Industry Expertise: The Importance of a Unified Asset Inventory for Disaster Recovery

When utilities are impacted by technical and natural disasters, it’s crucial for operations to be restored as quickly as possible. A unified asset database can help utilities in their disaster recovery plan as it provides a complete overview of every asset in the organization. Visibility into the attributes of each asset, the relationships between them, and the services running over them facilitates restoration processes and supports the efficient management of operations and business processes.  

A unified asset database can consistently record asset locations across different domains and can identify all assets at a given location, which provides better visibility into potentially affected assets and services. Redundancies to mitigate or circumvent outages at a specific location can also be quickly identified, offering an accurate impact analysis based on all these relationships and dependencies. 

Such a database provides a shared understanding of routing across all active transport and passive infrastructure layers and can supply all relevant processes with accurate network and service data. In the case of an outage, impact analysis can be run immediately that considers network redundancies and identifies all affected services. A unified asset database can also assist with the management of spare parts to ensure that technicians have the proper devices with them when they are deployed into the field to fix a problem.  

Since an asset register provides a full picture of each asset’s dependencies and of other assets that rely upon its functioning, the full impact of an outage can be understood, and ripple effects can be identified quickly. It’s also possible to run outage simulations of key assets using a digital twin of the infrastructure.  

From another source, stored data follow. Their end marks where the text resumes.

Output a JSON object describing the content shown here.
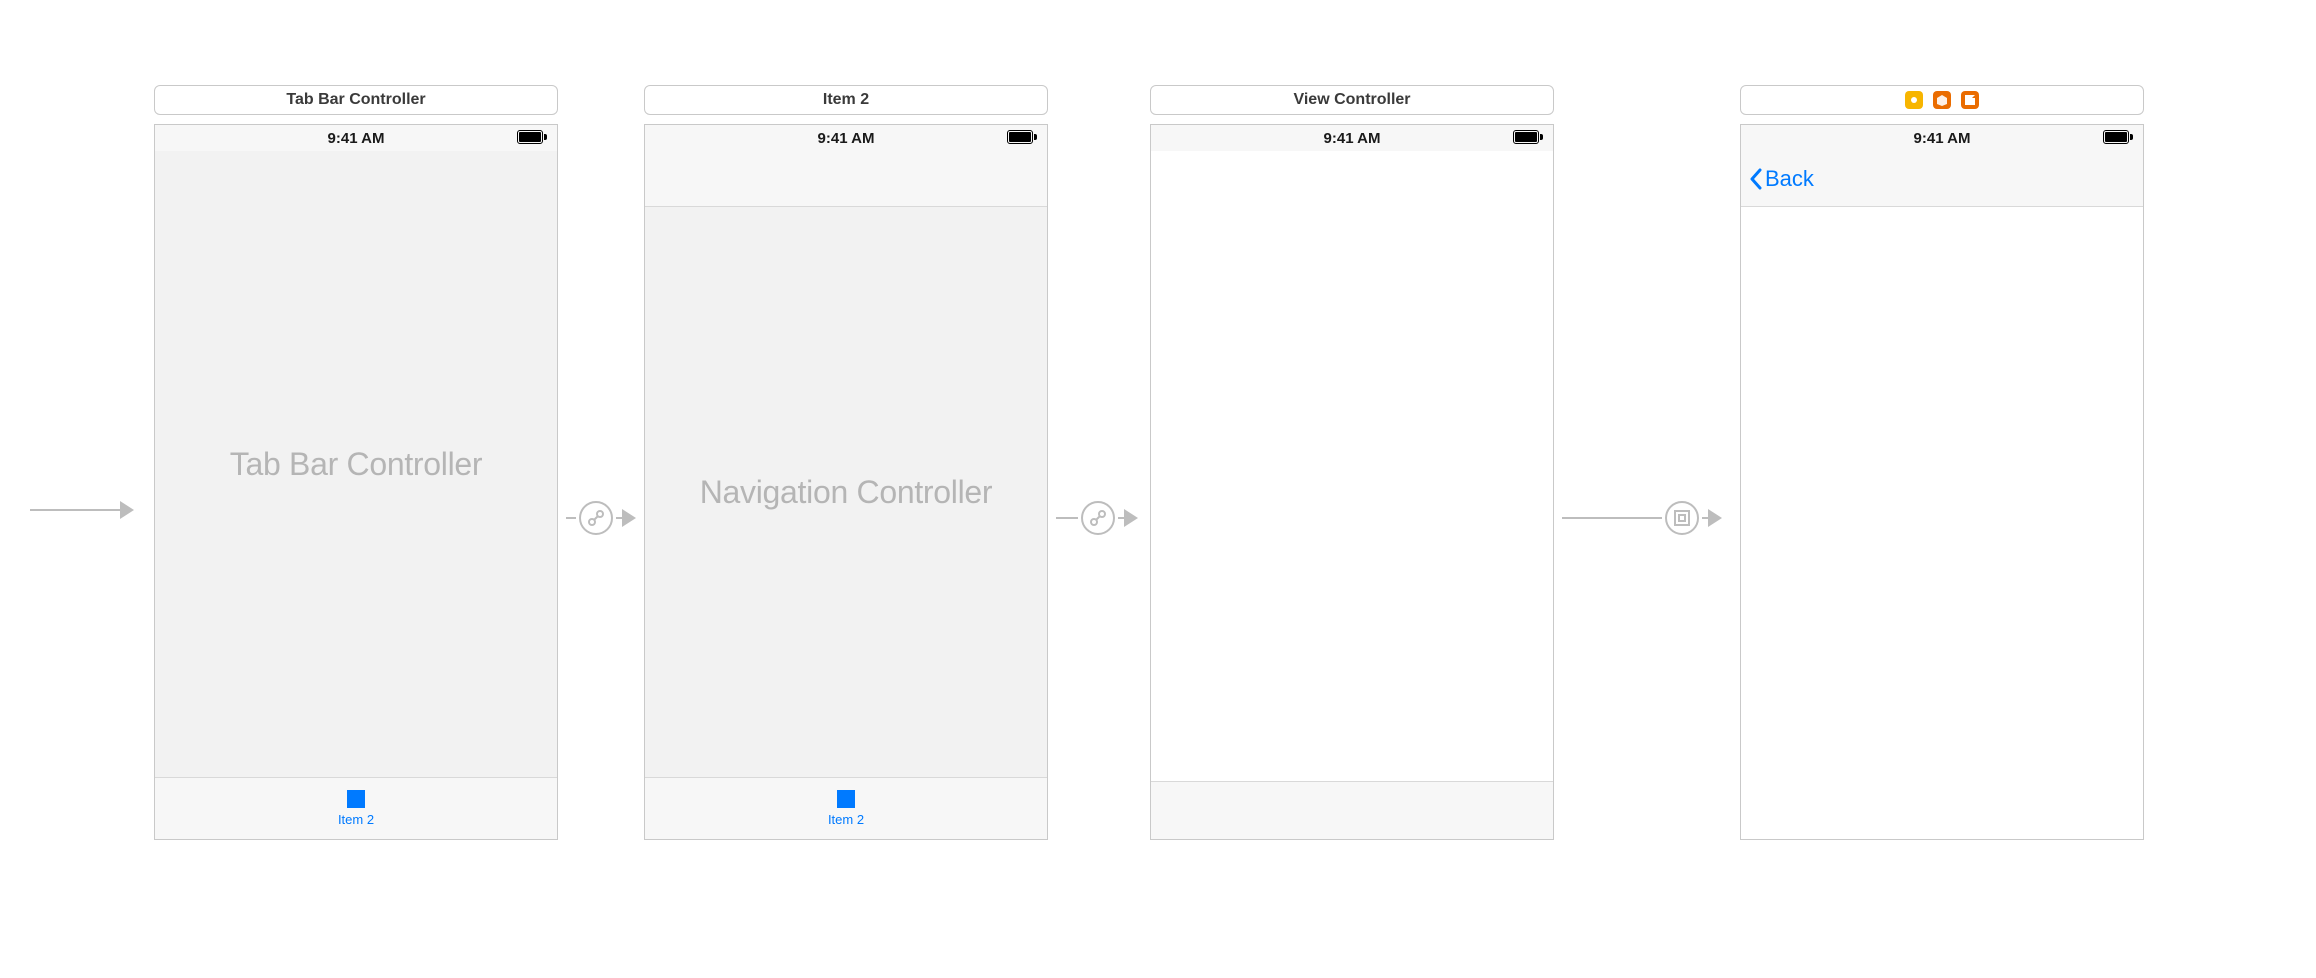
{
  "scene1": {
    "title": "Tab Bar Controller",
    "time": "9:41 AM",
    "placeholder": "Tab Bar Controller",
    "tab_label": "Item 2"
  },
  "scene2": {
    "title": "Item 2",
    "time": "9:41 AM",
    "placeholder": "Navigation Controller",
    "tab_label": "Item 2"
  },
  "scene3": {
    "title": "View Controller",
    "time": "9:41 AM"
  },
  "scene4": {
    "time": "9:41 AM",
    "back_label": "Back"
  }
}
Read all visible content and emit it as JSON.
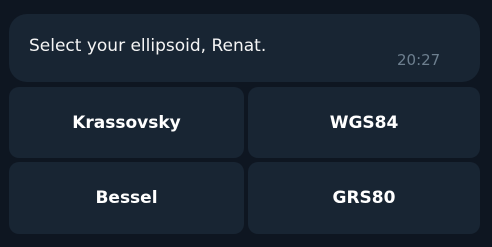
{
  "message": {
    "text": "Select your ellipsoid, Renat.",
    "time": "20:27"
  },
  "keyboard": {
    "buttons": [
      {
        "label": "Krassovsky"
      },
      {
        "label": "WGS84"
      },
      {
        "label": "Bessel"
      },
      {
        "label": "GRS80"
      }
    ]
  },
  "colors": {
    "background": "#0e1621",
    "bubble": "#182533",
    "text": "#f5f5f5",
    "time": "#6d7f8f"
  }
}
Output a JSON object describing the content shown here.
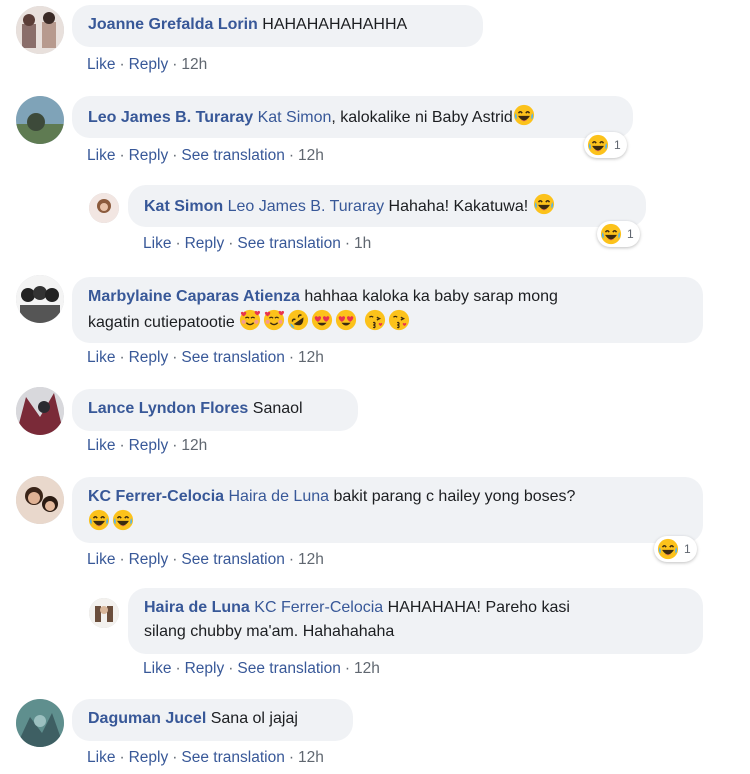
{
  "comments": [
    {
      "author": "Joanne Grefalda Lorin",
      "tag": "",
      "text": "HAHAHAHAHAHHA",
      "actions": [
        "Like",
        "Reply"
      ],
      "time": "12h",
      "reaction_count": ""
    },
    {
      "author": "Leo James B. Turaray",
      "tag": "Kat Simon",
      "text": ", kalokalike ni Baby Astrid",
      "actions": [
        "Like",
        "Reply",
        "See translation"
      ],
      "time": "12h",
      "reaction_count": "1"
    },
    {
      "author": "Kat Simon",
      "tag": "Leo James B. Turaray",
      "text": "Hahaha! Kakatuwa!",
      "actions": [
        "Like",
        "Reply",
        "See translation"
      ],
      "time": "1h",
      "reaction_count": "1"
    },
    {
      "author": "Marbylaine Caparas Atienza",
      "tag": "",
      "text": "hahhaa kaloka ka baby sarap mong",
      "text2": "kagatin cutiepatootie",
      "actions": [
        "Like",
        "Reply",
        "See translation"
      ],
      "time": "12h",
      "reaction_count": ""
    },
    {
      "author": "Lance Lyndon Flores",
      "tag": "",
      "text": "Sanaol",
      "actions": [
        "Like",
        "Reply"
      ],
      "time": "12h",
      "reaction_count": ""
    },
    {
      "author": "KC Ferrer-Celocia",
      "tag": "Haira de Luna",
      "text": "bakit parang c hailey yong boses?",
      "actions": [
        "Like",
        "Reply",
        "See translation"
      ],
      "time": "12h",
      "reaction_count": "1"
    },
    {
      "author": "Haira de Luna",
      "tag": "KC Ferrer-Celocia",
      "text": "HAHAHAHA! Pareho kasi",
      "text2": "silang chubby ma'am. Hahahahaha",
      "actions": [
        "Like",
        "Reply",
        "See translation"
      ],
      "time": "12h",
      "reaction_count": ""
    },
    {
      "author": "Daguman Jucel",
      "tag": "",
      "text": "Sana ol jajaj",
      "actions": [
        "Like",
        "Reply",
        "See translation"
      ],
      "time": "12h",
      "reaction_count": ""
    }
  ],
  "icons": {
    "laugh": "laughing-emoji-icon",
    "hearts": "smiling-face-with-hearts-emoji-icon",
    "rofl": "rolling-on-floor-laughing-emoji-icon",
    "heart_eyes": "heart-eyes-emoji-icon",
    "kiss": "face-blowing-kiss-emoji-icon"
  }
}
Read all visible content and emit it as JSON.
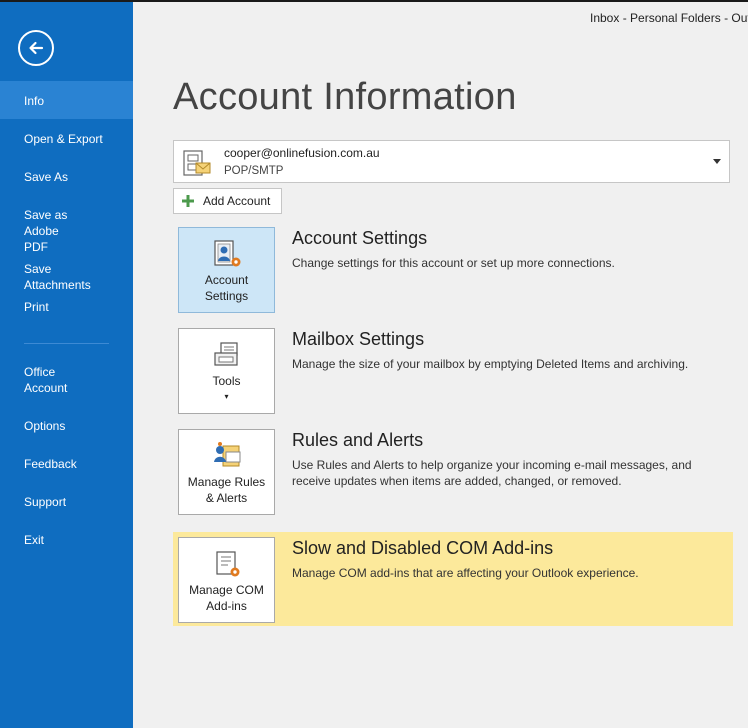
{
  "window": {
    "title": "Inbox - Personal Folders - Out"
  },
  "sidebar": {
    "items": [
      {
        "label": "Info",
        "active": true
      },
      {
        "label": "Open & Export"
      },
      {
        "label": "Save As"
      },
      {
        "label": "Save as Adobe PDF"
      },
      {
        "label": "Save Attachments"
      },
      {
        "label": "Print"
      },
      {
        "label": "Office Account"
      },
      {
        "label": "Options"
      },
      {
        "label": "Feedback"
      },
      {
        "label": "Support"
      },
      {
        "label": "Exit"
      }
    ]
  },
  "main": {
    "title": "Account Information",
    "account": {
      "email": "cooper@onlinefusion.com.au",
      "type": "POP/SMTP"
    },
    "add_account_label": "Add Account",
    "sections": [
      {
        "tile_label": "Account Settings",
        "title": "Account Settings",
        "description": "Change settings for this account or set up more connections."
      },
      {
        "tile_label": "Tools",
        "title": "Mailbox Settings",
        "description": "Manage the size of your mailbox by emptying Deleted Items and archiving."
      },
      {
        "tile_label": "Manage Rules & Alerts",
        "title": "Rules and Alerts",
        "description": "Use Rules and Alerts to help organize your incoming e-mail messages, and receive updates when items are added, changed, or removed."
      },
      {
        "tile_label": "Manage COM Add-ins",
        "title": "Slow and Disabled COM Add-ins",
        "description": "Manage COM add-ins that are affecting your Outlook experience."
      }
    ]
  },
  "colors": {
    "sidebar": "#0f6dc0",
    "sidebar_active": "#2a83d3",
    "highlight": "#fce99b",
    "tile_selected": "#cde6f7"
  }
}
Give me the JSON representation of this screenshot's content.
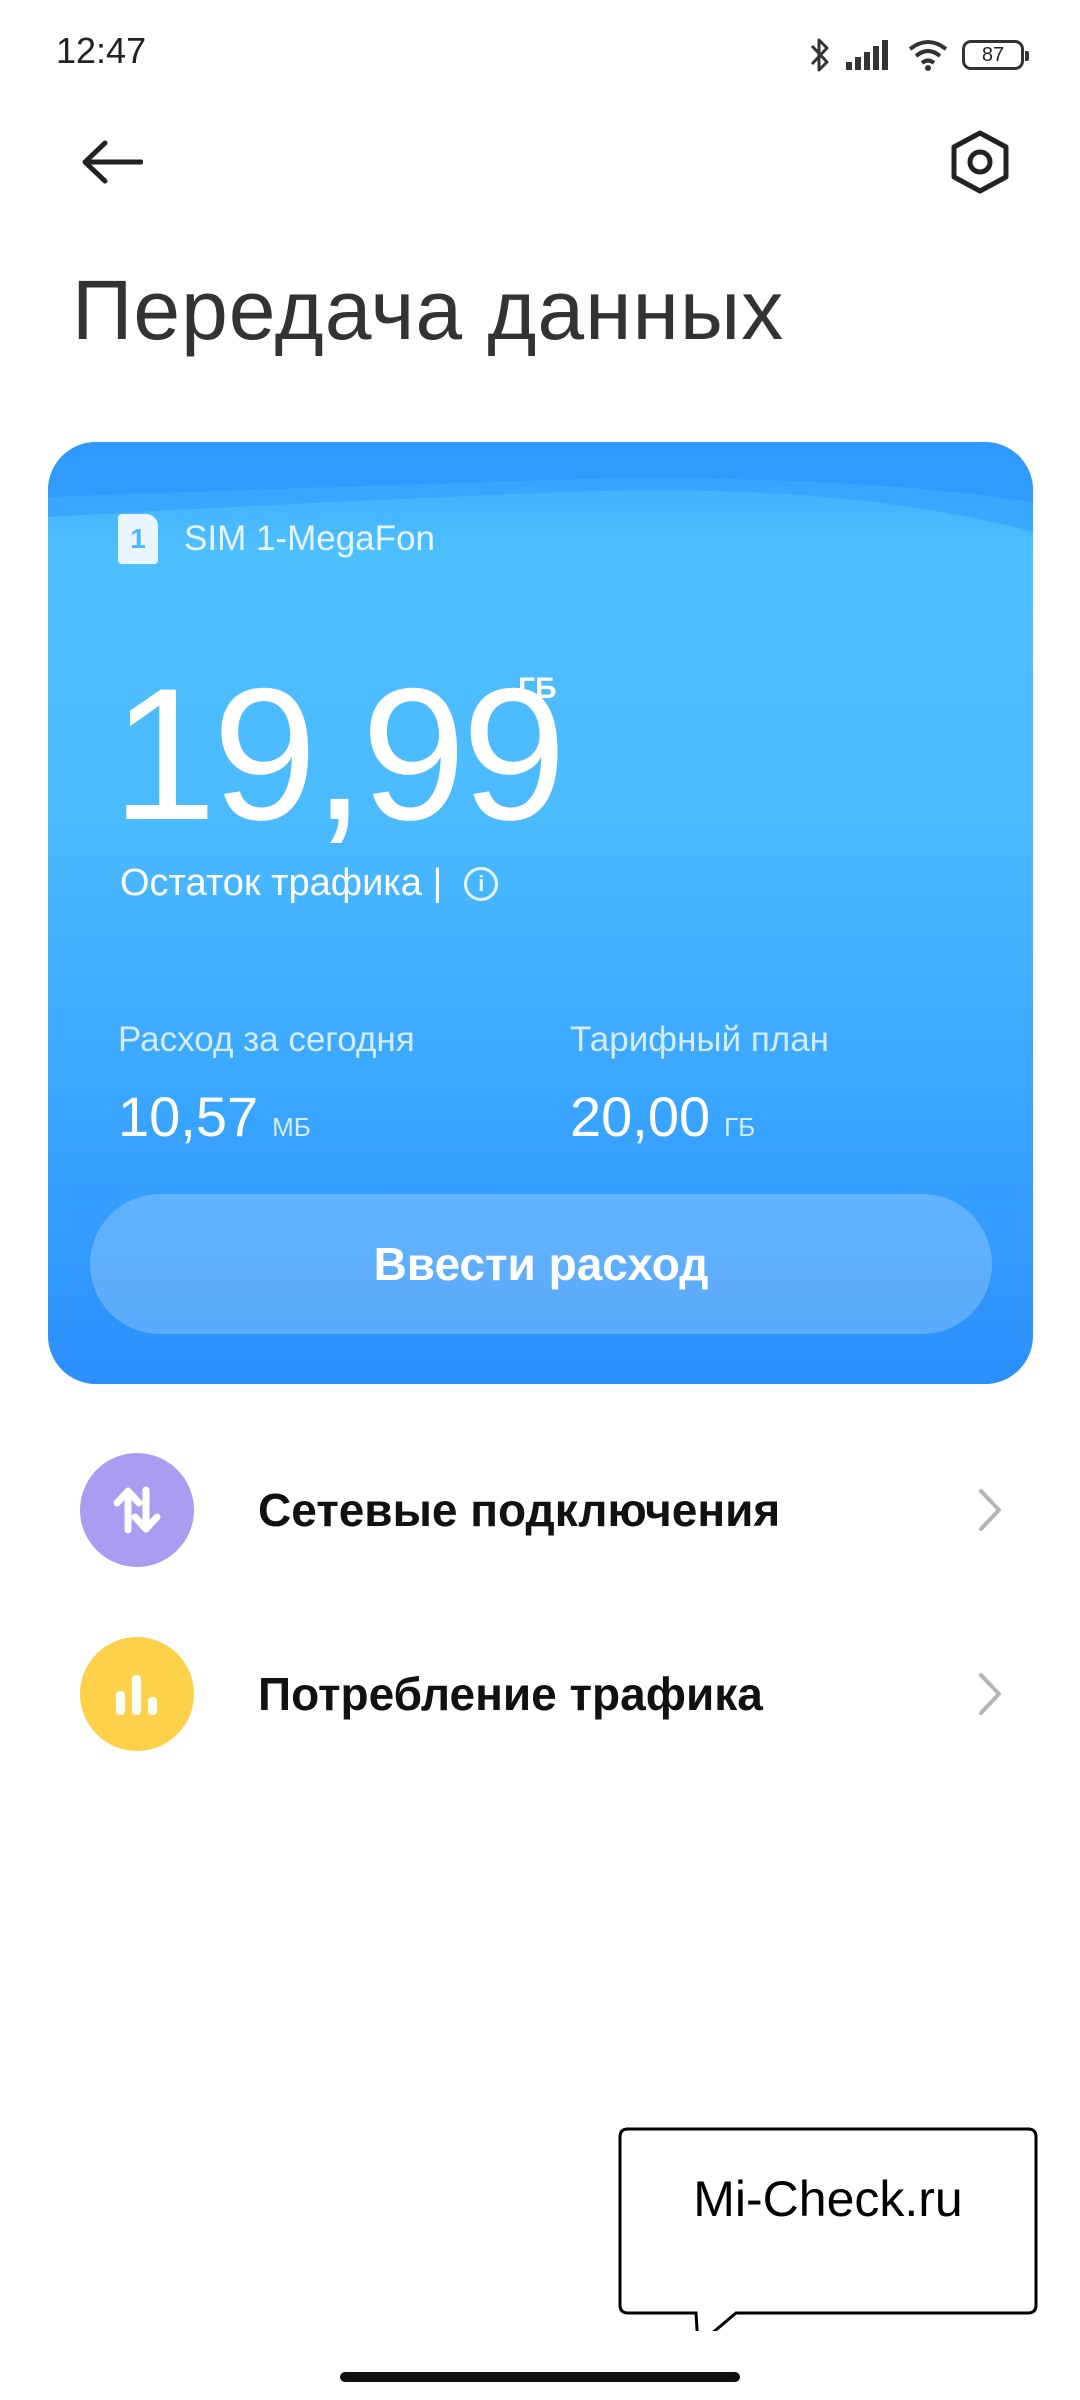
{
  "status_bar": {
    "time": "12:47",
    "battery": "87",
    "icons": [
      "bluetooth-icon",
      "signal-icon",
      "wifi-icon",
      "battery-icon"
    ]
  },
  "header": {
    "back_icon": "back-arrow-icon",
    "settings_icon": "settings-hexagon-icon",
    "title": "Передача данных"
  },
  "card": {
    "sim_number": "1",
    "sim_label": "SIM 1-MegaFon",
    "remaining_value": "19,99",
    "remaining_unit": "ГБ",
    "remaining_label": "Остаток трафика |",
    "today_label": "Расход за сегодня",
    "today_value": "10,57",
    "today_unit": "МБ",
    "plan_label": "Тарифный план",
    "plan_value": "20,00",
    "plan_unit": "ГБ",
    "enter_button": "Ввести расход",
    "colors": {
      "card_top": "#3aa7ff",
      "card_bottom": "#2b8ffb"
    }
  },
  "list": [
    {
      "label": "Сетевые подключения",
      "icon": "up-down-arrows-icon",
      "color": "#a89df0"
    },
    {
      "label": "Потребление трафика",
      "icon": "bar-chart-icon",
      "color": "#ffd04a"
    }
  ],
  "watermark": {
    "text": "Mi-Check.ru"
  }
}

As a digital twin is a copy of the network contained in the asset database, these simulations can give a detailed understanding of the assets affected by an outage, including assets directly affected by the outage and secondary outages in other services that are dependent on the asset. When digital twin simulations are used to identify the effects of key outages, they can also identify and fix previously unknown single points of failure or weak resiliency to prevent an outage from occurring in the future.